“Iran memiliki tekad yang kuat untuk menjalankan kedaulatan atas Selat Hormuz. Oleh karena itu, dalam keadaan apa pun, kami tidak akan membiarkan Selat Hormuz sekali lagi menjadi sumber ancaman bagi Iran,” bunyi pernyataan resmi militer Iran pada Rabu (22/7/2026) malam waktu setempat, seperti dilansir Iran International.
Iran Ancam Serang Seluruh Fasilitas Energi di Timur Tengah

- Iran mengancam akan menyerang seluruh fasilitas energi di Timur Tengah jika Amerika Serikat menyerang infrastruktur energinya, serta menegaskan kendali penuh atas Selat Hormuz.
- Ketegangan meningkat setelah Donald Trump dan militer AS mengancam akan menghantam jembatan serta pembangkit listrik Iran sebagai respons terhadap serangan kapal di Selat Hormuz.
- Iran memperketat pengawasan di Selat Hormuz dengan memasang ranjau laut, menyebabkan satu kapal tanker meledak, dan memperingatkan semua kapal agar patuh pada jalur pelayaran yang ditetapkan.
Jakarta, IDN Times - Iran mengancam akan menyerang seluruh fasilitas energi yang ada di negara-negara Timur Tengah. Angkatan bersenjata Iran mengatakan, serangan ini akan dilakukan jika Amerika Serikat (AS) menyerang infrastruktur energi yang ada di wilayahnya. Militer Iran juga mengatakan, pihaknya bakal terus memblokade Selat Hormuz sampai pasukan AS berhenti menyerang mereka.
1. Donald Trump mengancam akan menyerang jembatan dan pembangkit listrik Iran

Ancaman ini dilontarkan Iran usai Presiden AS, Donald Trump, mengancam akan menyerang jembatan dan pembangkit listrik milik mereka. Dalam pernyataannya, Trump mengatakan, serangan itu akan dilakukan jika Teheran terus menyerang kapal-kapal yang sedang berlayar di Selat Hormuz.
Merespons pernyataan Trump, Komando Tengah (CENTCOM) militer AS mengatakan, pihaknya akan menyerang jembatan dan pembangkit listrik Iran menggunakan rudal, roket, atau drone. CENTCOM berjanji akan membombardir ketiga infrastruktur vital tersebut agar Iran menyerah dan segera menghentikan serangannya di Selat Hormuz.
"(Serangan akan kami lakukan), baik itu dengan menggunakan kekuatan rudal, roket, drone, atau perangkat senjata lainnya" bunyi pernyataan resmi CENTCOM dilansir BBC.
2. Iran ngotot serang kapal di Selat Hormuz
Namun, Iran justru bersikukuh menyerang kapal-kapal yang berlayar di Selat Hormuz. Sebab, Teheran menilai ada banyak kapal yang melanggar aturan di Selat Hormuz dengan berlayar di luar jalur yang sudah ditentukan. Meski demikian, Iran mengatakan akan menghentikan serangan di selat tersebut jika AS berhenti menyerang mereka.
“Musuh harus tahu bahwa sekarang setelah kapal-kapal perampok maritimnya memblokir rute Samudra Hindia untuk ekspor minyak dan gas ke dunia, mereka juga harus mengharapkan penutupan rute ekspor minyak dan gas lainnya yang melayani kepentingan Amerika Serikat dan sekutunya,” demikian bunyi pernyataan angkatan laut Korps Garda Revolusi Iran (IRGC) dilansir Arab News.
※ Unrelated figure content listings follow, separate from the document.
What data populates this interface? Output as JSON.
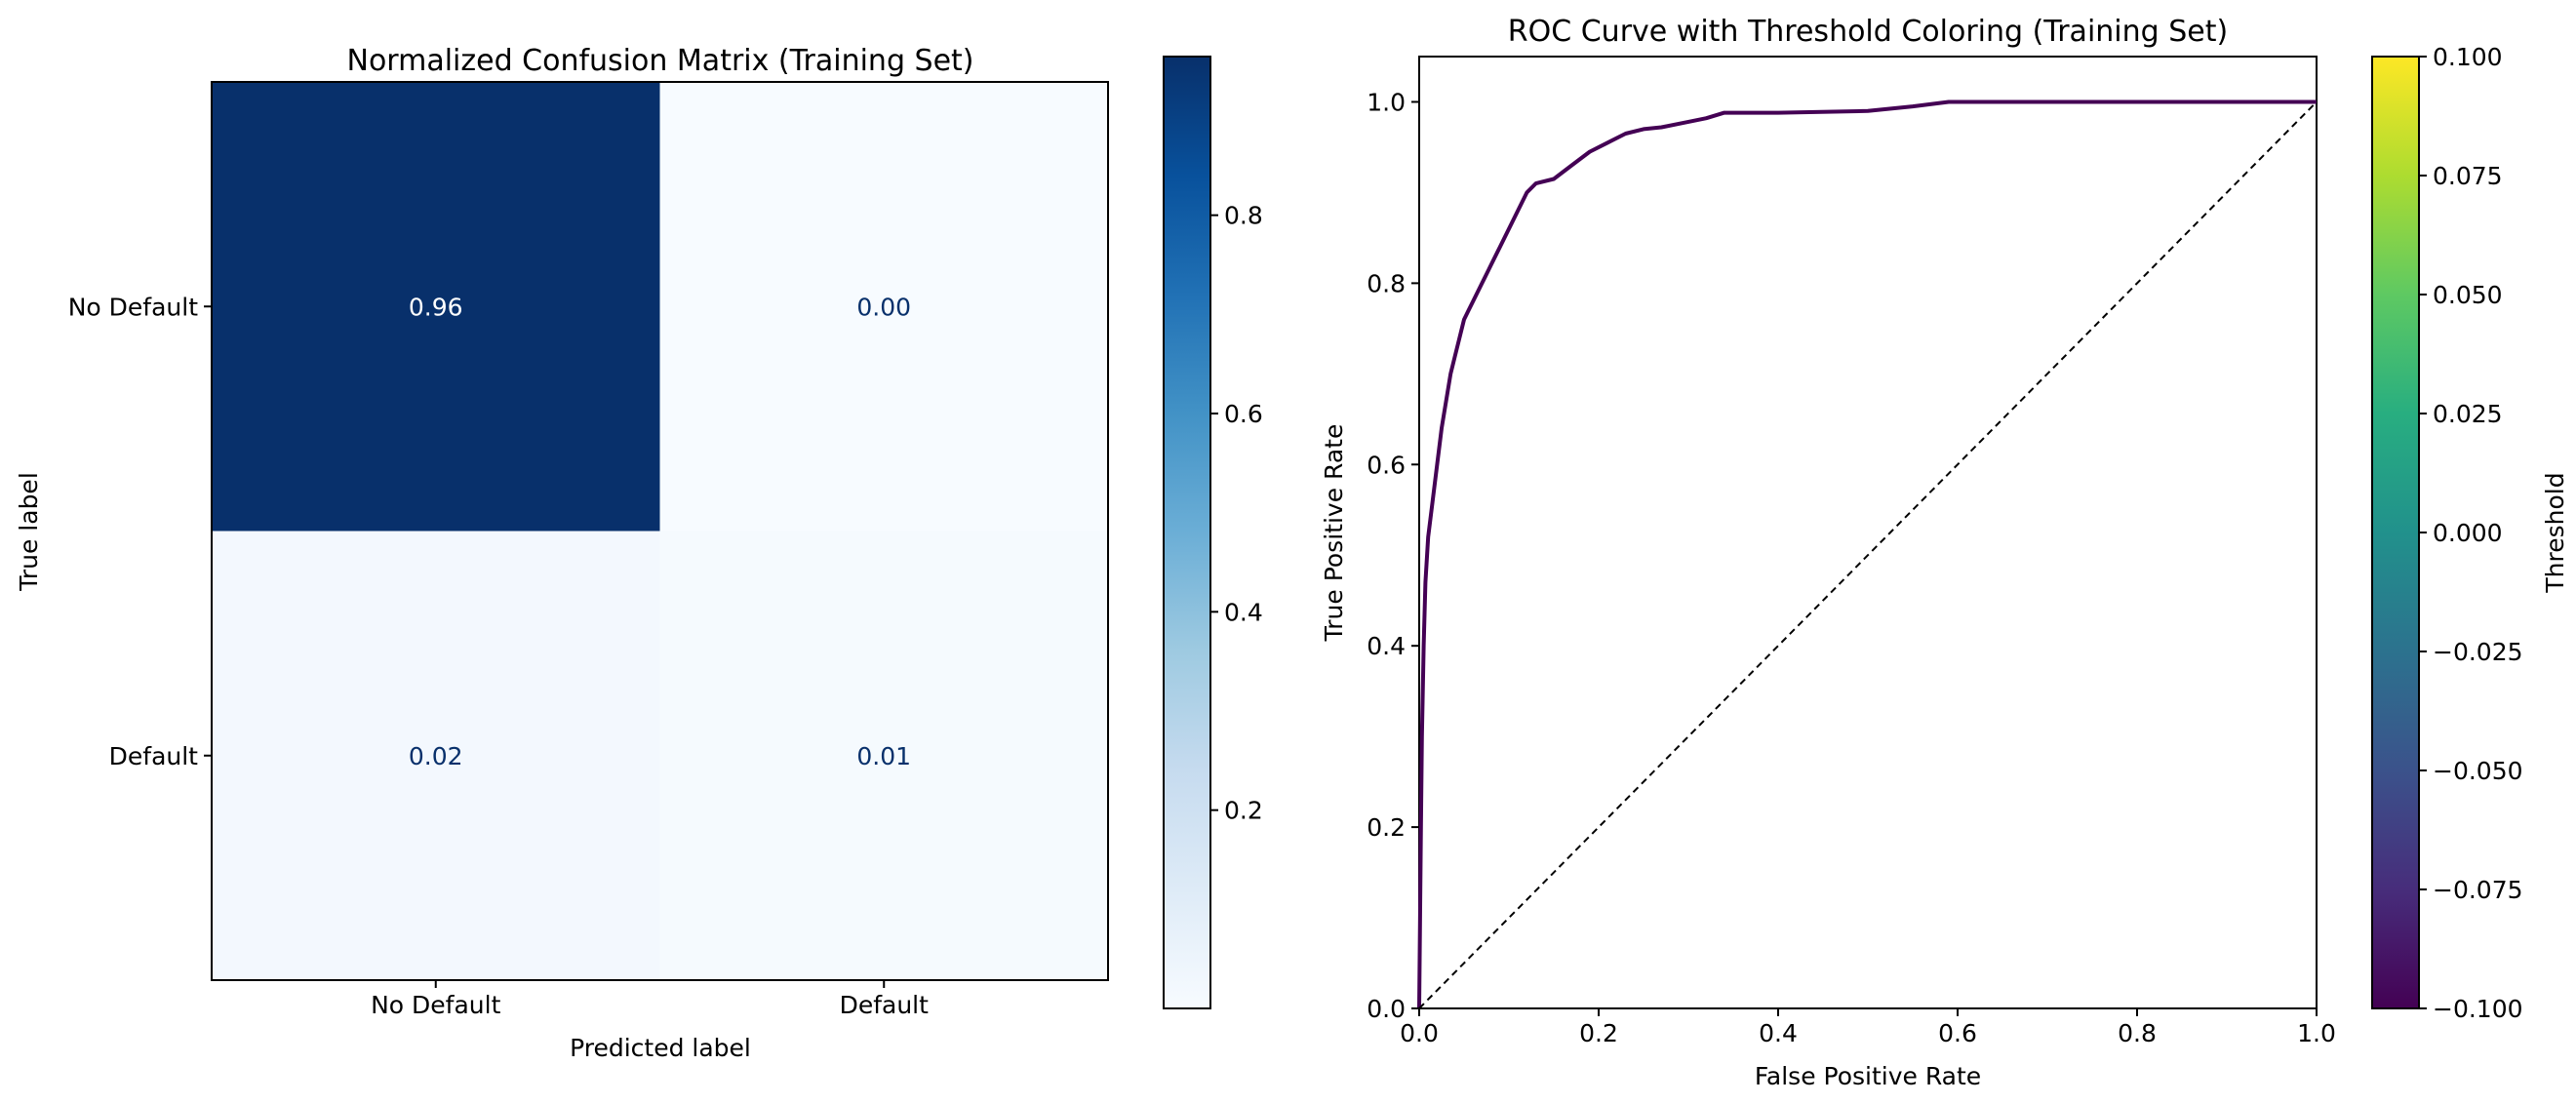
{
  "chart_data": [
    {
      "type": "heatmap",
      "title": "Normalized Confusion Matrix (Training Set)",
      "xlabel": "Predicted label",
      "ylabel": "True label",
      "x_categories": [
        "No Default",
        "Default"
      ],
      "y_categories": [
        "No Default",
        "Default"
      ],
      "values": [
        [
          0.96,
          0.0
        ],
        [
          0.02,
          0.01
        ]
      ],
      "cell_labels": [
        [
          "0.96",
          "0.00"
        ],
        [
          "0.02",
          "0.01"
        ]
      ],
      "colormap": "Blues",
      "colorbar": {
        "range": [
          0.0,
          0.96
        ],
        "ticks": [
          0.2,
          0.4,
          0.6,
          0.8
        ],
        "tick_labels": [
          "0.2",
          "0.4",
          "0.6",
          "0.8"
        ],
        "label": ""
      },
      "grid": false
    },
    {
      "type": "line",
      "title": "ROC Curve with Threshold Coloring (Training Set)",
      "xlabel": "False Positive Rate",
      "ylabel": "True Positive Rate",
      "xlim": [
        0,
        1
      ],
      "ylim": [
        0,
        1.05
      ],
      "x_ticks": [
        "0.0",
        "0.2",
        "0.4",
        "0.6",
        "0.8",
        "1.0"
      ],
      "y_ticks": [
        "0.0",
        "0.2",
        "0.4",
        "0.6",
        "0.8",
        "1.0"
      ],
      "series": [
        {
          "color": "#440154",
          "x": [
            0,
            0.001,
            0.002,
            0.003,
            0.005,
            0.007,
            0.01,
            0.015,
            0.02,
            0.025,
            0.03,
            0.035,
            0.04,
            0.045,
            0.05,
            0.055,
            0.06,
            0.07,
            0.08,
            0.09,
            0.1,
            0.11,
            0.12,
            0.13,
            0.15,
            0.17,
            0.19,
            0.21,
            0.23,
            0.25,
            0.27,
            0.3,
            0.32,
            0.34,
            0.4,
            0.5,
            0.55,
            0.59,
            0.7,
            0.8,
            0.9,
            1.0
          ],
          "y": [
            0,
            0.1,
            0.2,
            0.3,
            0.4,
            0.47,
            0.52,
            0.56,
            0.6,
            0.64,
            0.67,
            0.7,
            0.72,
            0.74,
            0.76,
            0.77,
            0.78,
            0.8,
            0.82,
            0.84,
            0.86,
            0.88,
            0.9,
            0.91,
            0.915,
            0.93,
            0.945,
            0.955,
            0.965,
            0.97,
            0.972,
            0.978,
            0.982,
            0.988,
            0.988,
            0.99,
            0.995,
            1.0,
            1.0,
            1.0,
            1.0,
            1.0
          ]
        },
        {
          "style": "dashed",
          "color": "#000000",
          "x": [
            0,
            1
          ],
          "y": [
            0,
            1
          ]
        }
      ],
      "colorbar": {
        "colormap": "viridis",
        "label": "Threshold",
        "range": [
          -0.1,
          0.1
        ],
        "ticks": [
          -0.1,
          -0.075,
          -0.05,
          -0.025,
          0.0,
          0.025,
          0.05,
          0.075,
          0.1
        ],
        "tick_labels": [
          "−0.100",
          "−0.075",
          "−0.050",
          "−0.025",
          "0.000",
          "0.025",
          "0.050",
          "0.075",
          "0.100"
        ]
      },
      "grid": false
    }
  ]
}
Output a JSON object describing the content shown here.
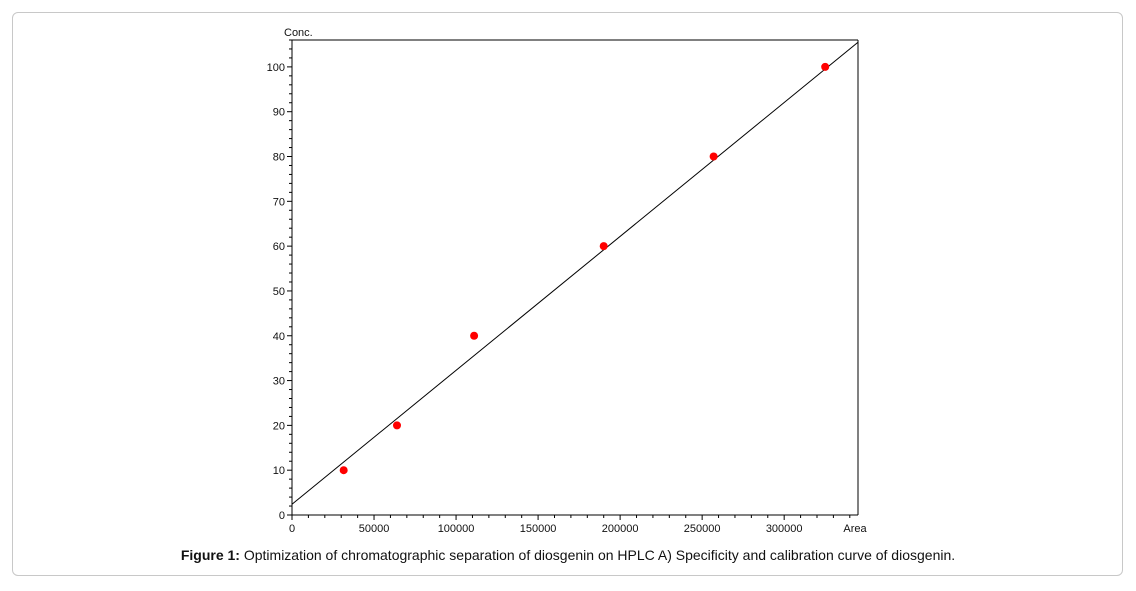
{
  "chart_data": {
    "type": "scatter",
    "ylabel": "Conc.",
    "xlabel": "Area",
    "xlim": [
      0,
      345000
    ],
    "ylim": [
      0,
      106
    ],
    "x_ticks": [
      0,
      50000,
      100000,
      150000,
      200000,
      250000,
      300000
    ],
    "x_tick_labels": [
      "0",
      "50000",
      "100000",
      "150000",
      "200000",
      "250000",
      "300000"
    ],
    "y_ticks": [
      0,
      10,
      20,
      30,
      40,
      50,
      60,
      70,
      80,
      90,
      100
    ],
    "y_tick_labels": [
      "0",
      "10",
      "20",
      "30",
      "40",
      "50",
      "60",
      "70",
      "80",
      "90",
      "100"
    ],
    "points": [
      {
        "x": 31500,
        "y": 10
      },
      {
        "x": 64000,
        "y": 20
      },
      {
        "x": 111000,
        "y": 40
      },
      {
        "x": 190000,
        "y": 60
      },
      {
        "x": 257000,
        "y": 80
      },
      {
        "x": 325000,
        "y": 100
      }
    ],
    "fit_line": {
      "x": [
        0,
        345000
      ],
      "y": [
        2.4,
        105.5
      ]
    },
    "point_color": "#ff0000",
    "line_color": "#000000",
    "grid": false
  },
  "caption": {
    "label": "Figure 1:",
    "text": " Optimization of chromatographic separation of diosgenin on HPLC A) Specificity and calibration curve of diosgenin."
  }
}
3. Iran laporkan kapal meledak terkena ranjau di Selat Hormuz
Untuk meningkatkan kontrolnya di Selat Hormuz, Iran mengatakan pihaknya telah memasang banyak ranjau di sana. Ranjau ini berfungsi sebagai ancaman terhadap kapal-kapal yang melanggar aturan berlayar di selat tersebut.
IRGC mengatakan, sudah ada satu kapal tanker minyak yang terkena ranjau mereka di Selat Hormuz pada Rabu. Akibatnya, kapal tersebut mengalami kebakaran hebat dan kerusakan yang cukup parah. Namun, tidak ada laporan mengenai korban jiwa akibat insiden tersebut.
Oleh karena itu, IRGC mengultimatum semua kapal untuk mentaati aturan berlayar di Selat Hormuz. Kapal-kapal komersial diminta untuk berlayar di jalur yang sudah ditetapkan oleh Iran. Jika tidak, maka ancaman serangan dan ledakan ranjau menanti akan mereka.